I used to count the days I'd been here... does a place become your home once you quit making notches in a tree, or markings on the wall? I have no idea how many days it's been. I suppose i could go back and count... I know I have survived over a year-- and for that I am very proud and happy :)
So it was brought to my attention-- some of my writings on here. So curiosity often begets curiosity-- and so I wanted to come and see for myself. So I began to read. I read all the way back to the beginning. Shocking, startling, revealing.... I look at the days ahead of moving here-- I was so unsure... but excited.
So much was destroyed before I came here... I was down to nothing. Illinois was my shred of hope, my shred of hope for a new start- a new life- a new reason for purpose and living. In Ohio, I had none. It had all be taken away.
And though life was hard-- and still is sometimes-- this land truly has been the "land of healing" for me... I was right to think that it would be. All those horrible memories have faded-- till they are so translucent.. that I barely notice them anymore... rarely think of them... never thought I'd see the day :) and it feels good.
haha. I have a boyfriend. That alone is surprising to me- that I would agree to that. I was so adamantly against such things... but this has been, and especially lately, such a spot of happiness in my life! And yet again, that surprises me. I had never associated the two things together. I have liked boys before, dated before.... but been given happiness by the one I dated? not till now. And I wonder where my brain was before-- why did I not connect that that is so necessary in a relatoinship? Was it because there really wasn't a "relatoinship" there with all the others? Yes, I was the trophy girlfriend for them... but it's kinda startling to realize how much of that I really was. I don't remember laughter on end... or my face smiling so much that it was getting tired of holding that position... no... I remember not of it with the others...
... heh.... and everyone else sees it too. They say I "glow". Interesting. I look in the mirror, but I look the same to me- yes I look happy... but didn't I always? But I know it must be true- for people stop me in the hallway- people I've told nothing to... and ask... ask why my eyes sparkle and why is my smile so big....
on another note-- I live alone now. And though I am thankful for my old roomate- because I would not have ever been able to live in IL without having one... there is something about living on your own. Coming home- and this home is yours. It is so much more restful. Sometimes I just revel in how happy it makes me.
School-- well school is better and harder this year. I am no longer the "new" teacher... but I still have a lot to learn... and my kids remind me that each day.
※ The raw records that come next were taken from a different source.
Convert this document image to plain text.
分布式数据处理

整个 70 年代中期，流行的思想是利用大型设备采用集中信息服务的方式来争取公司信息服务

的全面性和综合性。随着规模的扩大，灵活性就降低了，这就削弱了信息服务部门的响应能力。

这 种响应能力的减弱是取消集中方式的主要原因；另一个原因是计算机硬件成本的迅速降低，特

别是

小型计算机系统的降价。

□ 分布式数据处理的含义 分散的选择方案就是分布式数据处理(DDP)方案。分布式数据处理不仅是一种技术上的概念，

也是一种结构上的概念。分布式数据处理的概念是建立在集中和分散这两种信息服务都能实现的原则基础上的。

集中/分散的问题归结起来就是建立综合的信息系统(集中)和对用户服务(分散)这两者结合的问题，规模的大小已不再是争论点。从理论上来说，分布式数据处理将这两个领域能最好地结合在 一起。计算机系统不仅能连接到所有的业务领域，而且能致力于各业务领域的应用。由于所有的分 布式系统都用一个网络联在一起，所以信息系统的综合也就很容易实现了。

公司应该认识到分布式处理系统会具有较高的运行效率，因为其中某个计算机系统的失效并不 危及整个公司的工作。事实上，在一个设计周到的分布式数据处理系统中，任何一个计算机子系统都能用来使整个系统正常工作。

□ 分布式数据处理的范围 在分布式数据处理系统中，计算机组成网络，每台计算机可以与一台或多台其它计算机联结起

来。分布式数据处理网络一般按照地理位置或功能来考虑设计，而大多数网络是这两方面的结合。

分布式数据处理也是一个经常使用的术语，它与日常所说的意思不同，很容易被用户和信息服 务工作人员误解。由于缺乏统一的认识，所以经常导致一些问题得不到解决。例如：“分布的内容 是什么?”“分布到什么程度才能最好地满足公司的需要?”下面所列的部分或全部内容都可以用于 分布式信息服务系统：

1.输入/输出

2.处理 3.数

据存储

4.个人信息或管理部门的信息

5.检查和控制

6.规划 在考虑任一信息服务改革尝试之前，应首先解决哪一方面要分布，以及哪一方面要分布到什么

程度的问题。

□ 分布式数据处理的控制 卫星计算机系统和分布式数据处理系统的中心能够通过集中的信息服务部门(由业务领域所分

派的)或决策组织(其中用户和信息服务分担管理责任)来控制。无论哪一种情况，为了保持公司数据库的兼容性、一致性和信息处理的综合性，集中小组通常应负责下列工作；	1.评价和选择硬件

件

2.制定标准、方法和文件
I work a lot more than I did last year-- never could I have managed to work this much last year... but I teach every day after school except on Wed. and Fri. ... some weeks i hate it- and other weeks I wish I was teaching the entire time I was awake.
I so love my job!

Would I repeat all of the past on here just to get to this spot in my life? if that was the only way to get here-- then yes.... but I thank God that we never have to repeat our pasts

because I don't want to face those dark days again.
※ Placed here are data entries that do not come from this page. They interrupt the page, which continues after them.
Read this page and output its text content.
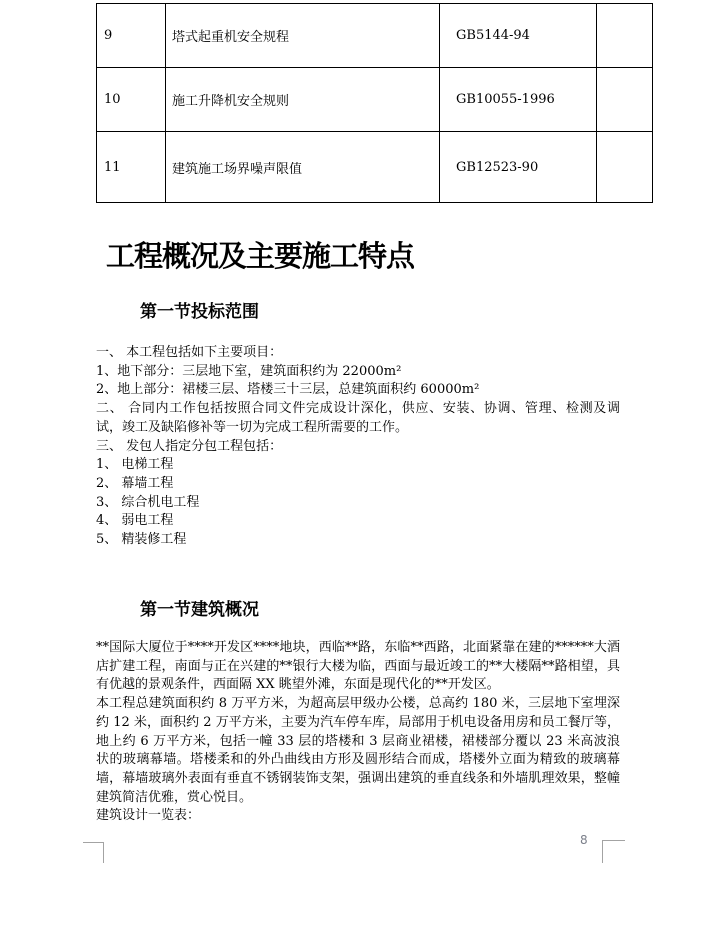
9	塔式起重机安全规程	GB5144-94	
10	施工升降机安全规则	GB10055-1996	
11	建筑施工场界噪声限值	GB12523-90	
工程概况及主要施工特点
第一节投标范围

一、 本工程包括如下主要项目：

1、地下部分：三层地下室，建筑面积约为 22000m²

2、地上部分：裙楼三层、塔楼三十三层，总建筑面积约 60000m²

二、 合同内工作包括按照合同文件完成设计深化，供应、安装、协调、管理、检测及调试，竣工及缺陷修补等一切为完成工程所需要的工作。

三、 发包人指定分包工程包括：

1、 电梯工程

2、 幕墙工程

3、 综合机电工程

4、 弱电工程

5、 精装修工程

第一节建筑概况

**国际大厦位于****开发区****地块，西临**路，东临**西路，北面紧靠在建的******大酒店扩建工程，南面与正在兴建的**银行大楼为临，西面与最近竣工的**大楼隔**路相望，具有优越的景观条件，西面隔 XX 眺望外滩，东面是现代化的**开发区。

本工程总建筑面积约 8 万平方米，为超高层甲级办公楼，总高约 180 米，三层地下室埋深约 12 米，面积约 2 万平方米，主要为汽车停车库，局部用于机电设备用房和员工餐厅等，地上约 6 万平方米，包括一幢 33 层的塔楼和 3 层商业裙楼，裙楼部分覆以 23 米高波浪状的玻璃幕墙。塔楼柔和的外凸曲线由方形及圆形结合而成，塔楼外立面为精致的玻璃幕墙，幕墙玻璃外表面有垂直不锈钢装饰支架，强调出建筑的垂直线条和外墙肌理效果，整幢建筑简洁优雅，赏心悦目。

建筑设计一览表：

8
So yes, I'm not sure what "day" it is of being here... frankly, I don't care. I am happy and content in my life- paying my bills every month is more of a habit anymore. Going to the store to buy my own groceries, now is something I look forward to a lot... and my veranda that I used to look to for solace... I hardly ever have time to go out on anymore-- I'm so focused on living my life anymore.... and I smile, because it wasn't so long ago that I wasn't living.... 2 Mays ago... it was an effort to breathe... I only wished to live, because I knew it was wrong to take my own life... and probably because I was scared to take it too

... and yet God has brought me so far... and given me so much. I don't know what the future chapters and books in my life will hold-- but I will always look back on this portion in my life-- and know that God has given me so much that I don't deserve... He has blessed me very much- but this time with things I can see and that I understand as good. and sometimes I just have to sigh and pause and shake my head... and thank God because I don't understand why sometimes He chooses to literally "destroy" in our understanding- our lives... and then turn right around, and rebuild it- and make it far more beautiful than we ever envisioned.